Henry, the nice twin, had become Jake's best friend in a New York minute. He was one of those kids who always had a broken arm. But soulful, Liz thought.

It was Henry who introduced Jake to McHenry, Davis, and Django. His “posse.” Liz was relieved that Jake had so quickly made friends who could guide him through this foreign, urban terrain.

“Okay, Coco-bear, brush your teeth and grab your stuff,” said Richard. It was one of the rare days he was taking her to school. He'd usually left for the office by this point, but because the girls were spending the night out, he was adding a half hour of quality time with his kid by escorting her on the morning commute.

Liz was standing like a sentry at the door, Coco's backpack in hand. “C'mon Coco,” she called. “Get the lead out.” She could hear the water in the bathroom sink running.
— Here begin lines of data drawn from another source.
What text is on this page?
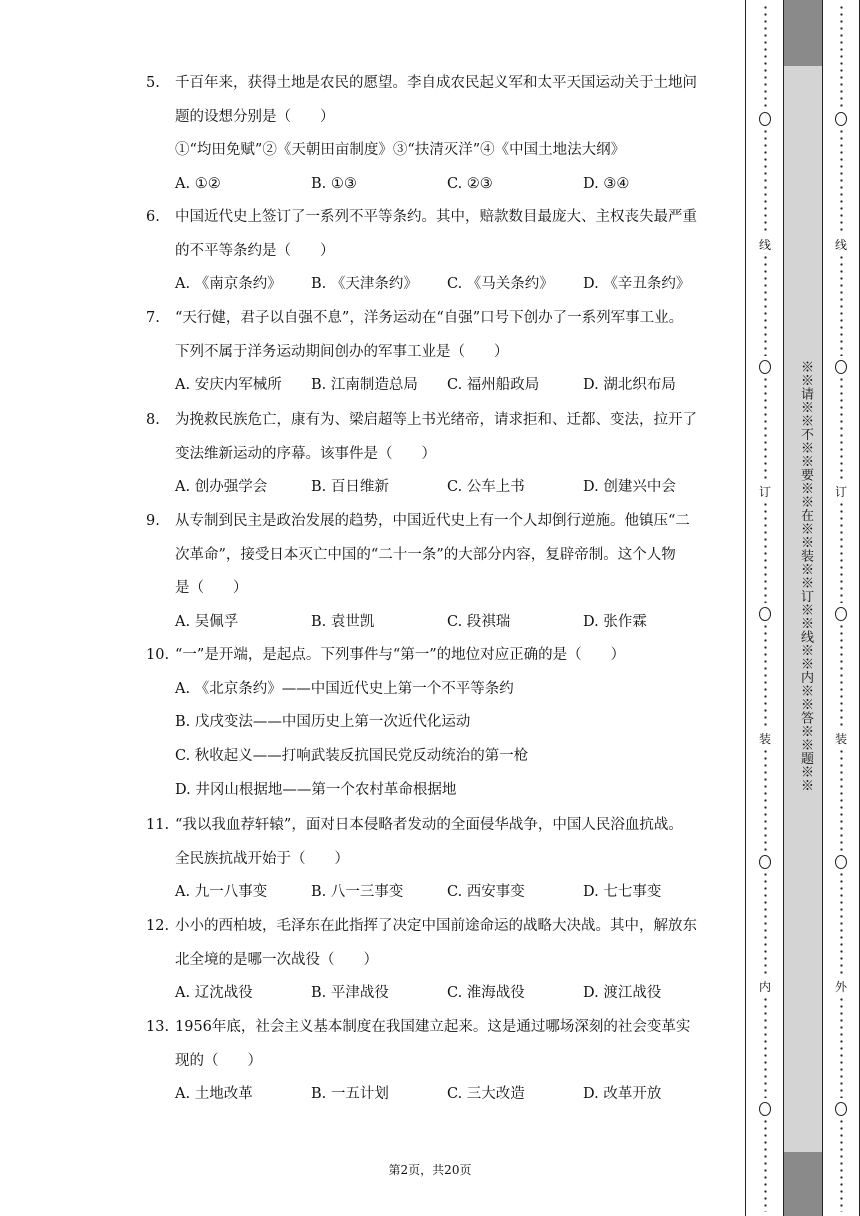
5. 千百年来，获得土地是农民的愿望。李自成农民起义军和太平天国运动关于土地问
题的设想分别是（　　）
①“均田免赋”②《天朝田亩制度》③“扶清灭洋”④《中国土地法大纲》
A. ①②	B. ①③	C. ②③	D. ③④
6. 中国近代史上签订了一系列不平等条约。其中，赔款数目最庞大、主权丧失最严重
的不平等条约是（　　）
A. 《南京条约》 B. 《天津条约》 C. 《马关条约》 D. 《辛丑条约》
7. “天行健，君子以自强不息”，洋务运动在“自强”口号下创办了一系列军事工业。
下列不属于洋务运动期间创办的军事工业是（　　）
A. 安庆内军械所 B. 江南制造总局 C. 福州船政局	D. 湖北织布局
8. 为挽救民族危亡，康有为、梁启超等上书光绪帝，请求拒和、迁都、变法，拉开了
变法维新运动的序幕。该事件是（　　）
A. 创办强学会	B. 百日维新	C. 公车上书	D. 创建兴中会
9. 从专制到民主是政治发展的趋势，中国近代史上有一个人却倒行逆施。他镇压“二
次革命”，接受日本灭亡中国的“二十一条”的大部分内容，复辟帝制。这个人物
是（　　）
A. 吴佩孚	B. 袁世凯	C. 段祺瑞	D. 张作霖
10. “一”是开端，是起点。下列事件与“第一”的地位对应正确的是（　　）
A. 《北京条约》——中国近代史上第一个不平等条约
B. 戊戌变法——中国历史上第一次近代化运动
C. 秋收起义——打响武装反抗国民党反动统治的第一枪
D. 井冈山根据地——第一个农村革命根据地
11. “我以我血荐轩辕”，面对日本侵略者发动的全面侵华战争，中国人民浴血抗战。
全民族抗战开始于（　　）
A. 九一八事变	B. 八一三事变	C. 西安事变	D. 七七事变
12. 小小的西柏坡，毛泽东在此指挥了决定中国前途命运的战略大决战。其中，解放东
北全境的是哪一次战役（　　）
A. 辽沈战役	B. 平津战役	C. 淮海战役	D. 渡江战役
13. 1956年底，社会主义基本制度在我国建立起来。这是通过哪场深刻的社会变革实
现的（　　）
A. 土地改革	B. 一五计划	C. 三大改造	D. 改革开放
第2页，共20页
线
订
装
内
※※请※※不※※要※※在※※装※※订※※线※※内※※答※※题※※
线
订
装
外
“What do you have up today?” asked Richard as he organized his briefcase.

“Yoga, food-shop, packing for tonight, bills, the car inspection, those stupid summer camp health forms… stuff,” she listed a little defensively. There was plenty to do.

Coco came loping down the hall. “Bring my Chinese pajamas,” she said as she offered her forehead to Liz for a goodbye smooch.

“You got it,” Liz said. Then she leaned over to Richard. “Aren't you forgetting something?” She said this every morning, and once in a while, like today, elicited a less-than-abstracted kiss.

It was a pleasure to see them go, and to close the door behind them.

It was heaven really to be alone in that cramped apartment. And yet, as she had felt almost every day since they'd moved in, when she came back from dropping Coco off at school, or yoga, or errands, or coffee, Liz took one look at her messy home and was overwhelmed by how much there was to do and how little she wanted to do it. Finding that first step into an amorphous day, a day without bones, was always the hardest.